A Anthropic, desenvolvedora do modelo de inteligência artificial Claude, iniciou uma batalha jurídica contra o Departamento de Defesa (DOD) dos Estados Unidos. A empresa protocolou processos em tribunais da Califórnia e de Washington, D.C., após ser classificada como um risco para a cadeia de suprimentos. A startup alega que a medida é uma forma de retaliação do governo após a empresa se recusar a permitir o uso irrestrito de sua tecnologia para fins militares e de vigilância.
O Conflito sobre Ética e Autonomia na IA
O impasse central reside nas diretrizes éticas da Anthropic, que estabeleceu limites rígidos: sua tecnologia não deve ser utilizada para vigilância em massa de cidadãos nem para alimentar armas totalmente autônomas que operem sem intervenção humana em decisões de ataque.

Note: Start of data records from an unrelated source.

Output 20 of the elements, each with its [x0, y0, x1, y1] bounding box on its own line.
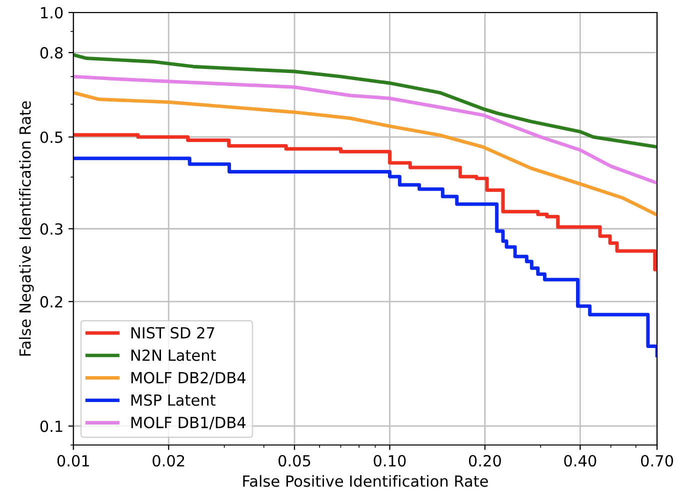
legend-label: MOLF DB1/DB4 — [131, 416, 246, 430]
x-tick-label: 0.10 — [374, 454, 406, 467]
legend-label: NIST SD 27 — [131, 327, 214, 339]
x-axis-title: False Positive Identification Rate — [243, 475, 488, 487]
x-tick-label: 0.01 — [57, 454, 89, 467]
x-tick-label: 0.70 — [641, 454, 674, 467]
x-tick-label: 0.40 — [564, 454, 596, 467]
y-tick-label: 0.5 — [40, 131, 62, 144]
legend-label: MSP Latent — [131, 394, 216, 406]
x-tick-label: 0.05 — [278, 454, 310, 467]
y-axis-title: False Negative Identification Rate — [19, 101, 34, 356]
y-tick-label: 1.0 — [41, 6, 63, 19]
y-tick-label: 0.8 — [40, 47, 63, 59]
y-tick-label: 0.1 — [40, 420, 62, 432]
y-tick-label: 0.3 — [40, 223, 62, 235]
x-tick-label: 0.20 — [468, 454, 501, 467]
legend-label: N2N Latent — [131, 349, 216, 362]
y-tick-label: 0.2 — [40, 296, 62, 308]
legend-label: MOLF DB2/DB4 — [131, 372, 246, 385]
x-tick-label: 0.02 — [152, 454, 184, 467]
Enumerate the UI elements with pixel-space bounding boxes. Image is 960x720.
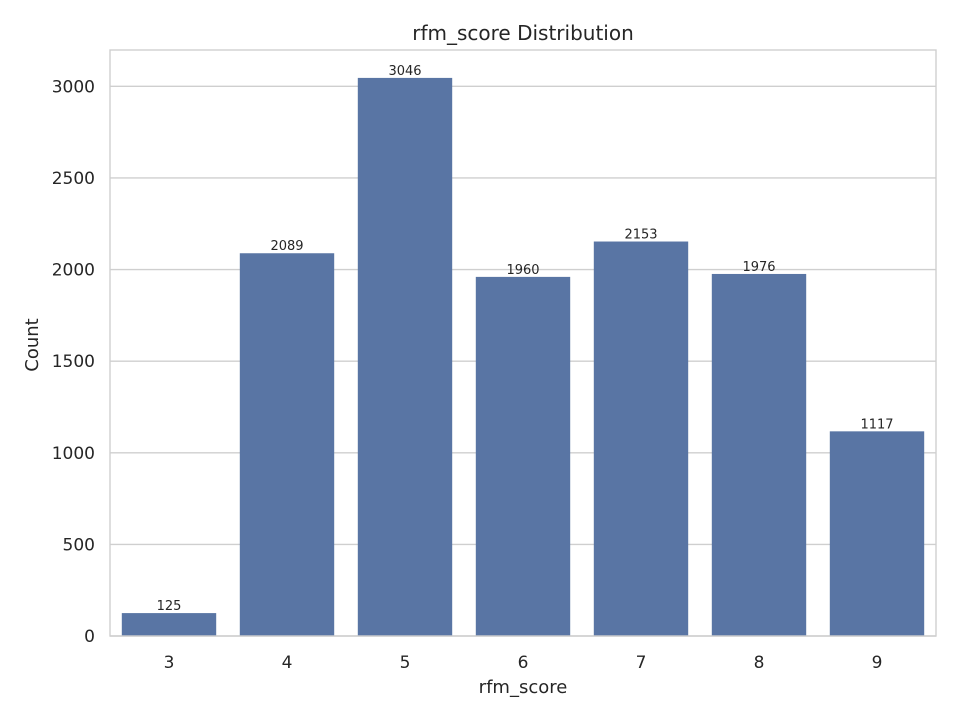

Por outro lado, o Secretário de Defesa defende que o Pentágono deve ter acesso aos sistemas de IA para qualquer finalidade legal, sem limitações impostas por fornecedores privados.
"A Constituição não permite que o governo use seu enorme poder para punir uma empresa por seu discurso protegido", afirma a petição inicial da Anthropic, referindo-se às suas posições públicas sobre segurança e transparência na IA.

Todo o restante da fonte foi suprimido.